The move by China came two weeks after American officials said that only 100 Chinese citizens employed by five state-controlled Chinese news organizations would be allowed to work in the United States, down from 160 at the time.

The new American rule, which goes into effect on Monday, is the latest tit-for-tat action in a monthslong dispute between the United States and China over each other’s media presence in their countries — a conflict that has become a proxy for deteriorating diplomatic relations between the two superpowers.

American officials cited the expulsions by China as justification for the latest restrictions, writing that Beijing’s actions were “not merely ‘reciprocal’ as it claims, but instead an escalation of hostile measures targeting a free press within its borders.”

They noted that American journalists in China, customarily granted one-year visas, had also been issued shorter and shorter visas, sometimes for a few months, after writing coverage critical of the Chinese Communist Party. Journalists in Hong Kong and Macao are exempt.

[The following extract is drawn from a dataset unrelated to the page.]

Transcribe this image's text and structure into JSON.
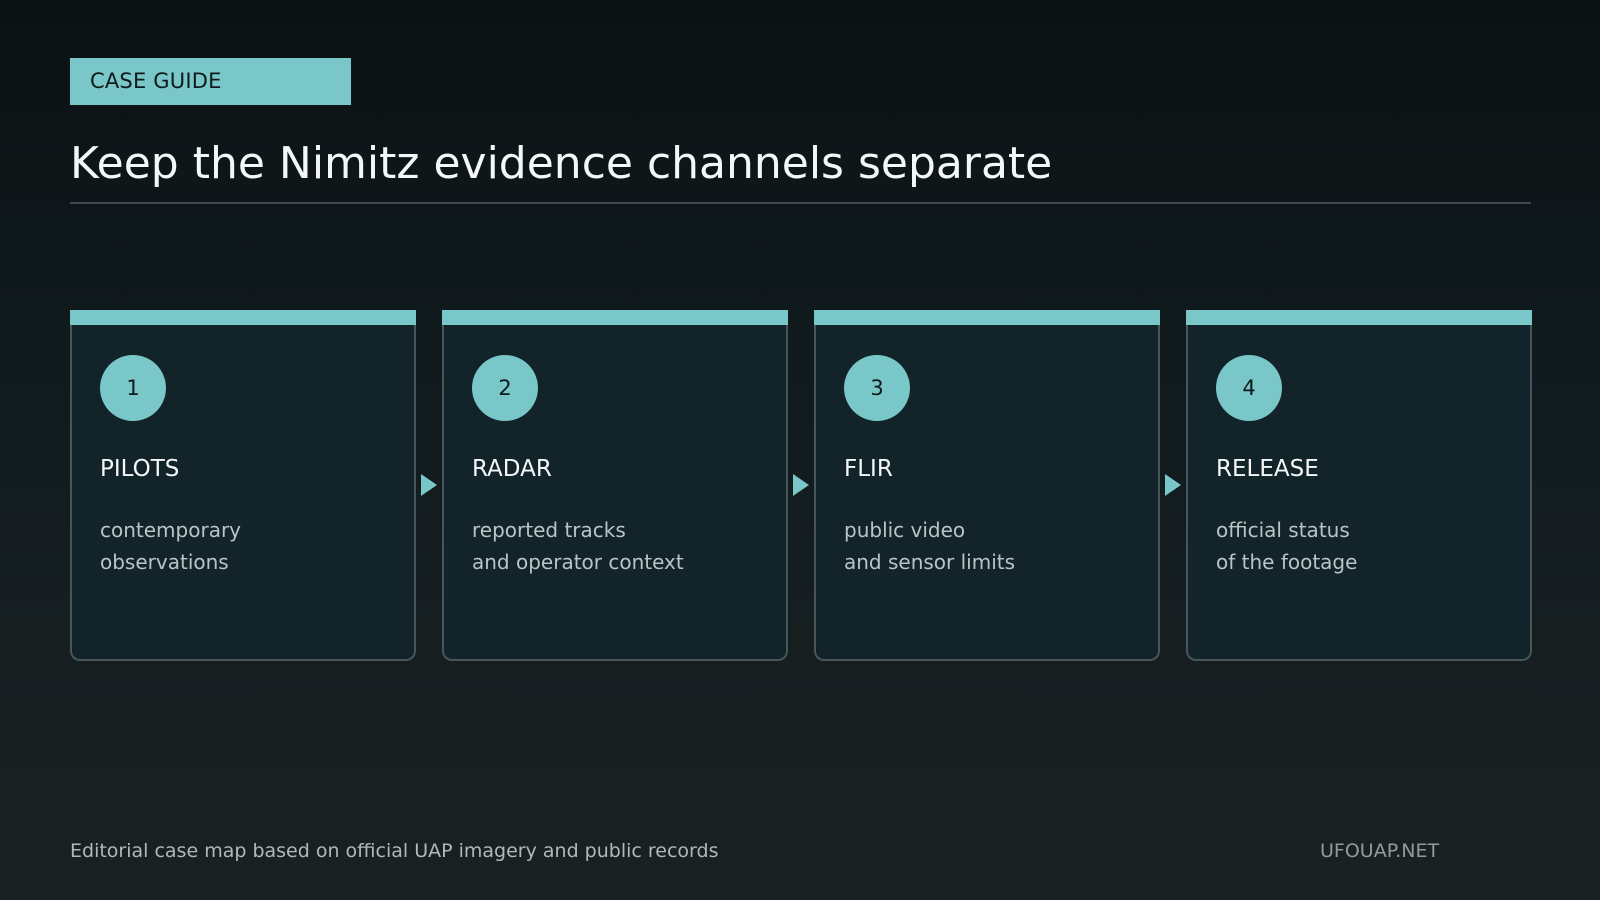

Chinese state-controlled media quickly criticized the latest restrictions. The Global Times, a nationalist tabloid, published an article quoting several Chinese academics who said the decision showed American officials’ “lack of confidence” and “double standard.”

“The U.S. has long labeled itself as valuing ‘freedom of the press,’ but its actions were full of hypocrisy,” the tabloid quoted Zhang Tengjun, an assistant research fellow at the China Institute of International Studies, as saying.

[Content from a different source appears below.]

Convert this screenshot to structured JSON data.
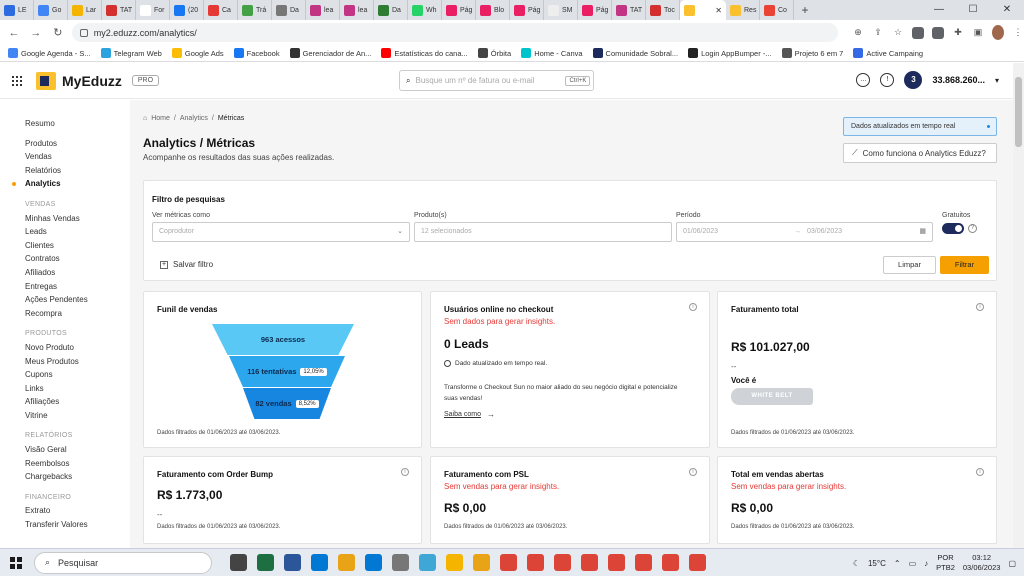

The relationship between China and the United States had already frayed under President Trump, especially during a protracted trade war between the world’s two largest economies. But the pandemic has unleashed a new level of vitriol and recrimination.

Mr. Trump and federal officials have repeatedly emphasized China’s early attempts to cover up the severity of the coronavirus outbreak, which emerged in the central Chinese city of Wuhan, and have cast doubt on the veracity of China’s reported death toll.

Mr. Trump has also suggested that the United States could seek damages from China for the pandemic’s economic wreckage and deadly toll. Critics say the Trump administration’s threats were in part to distract from the White House’s own bungled response to the outbreak.

Beijing, meanwhile, has seized the crisis as an opportunity to cast itself as an alternative to the United States for global leadership. Chinese diplomats have repeatedly compared the death toll in China — which experts agree is probably undercounted — to the soaring numbers in the United States, which was slow to respond to the threat of the virus.

The announcement from Washington on Friday was not unexpected. Intelligence officials have long considered some of the journalists at Chinese state media outlets to be spies, and after the expulsions of American reporters in March, some American officials had pushed for a stronger crackdown on their Chinese counterparts.

The Trump administration had already designated several Chinese news agencies as foreign government functionaries, meaning that their employees would be scrutinized more closely than other foreign journalists.

The Chinese Communist Party has greatly expanded its media presence in the United States in recent years as part of a multibillion-dollar effort to bolster its global propaganda machine.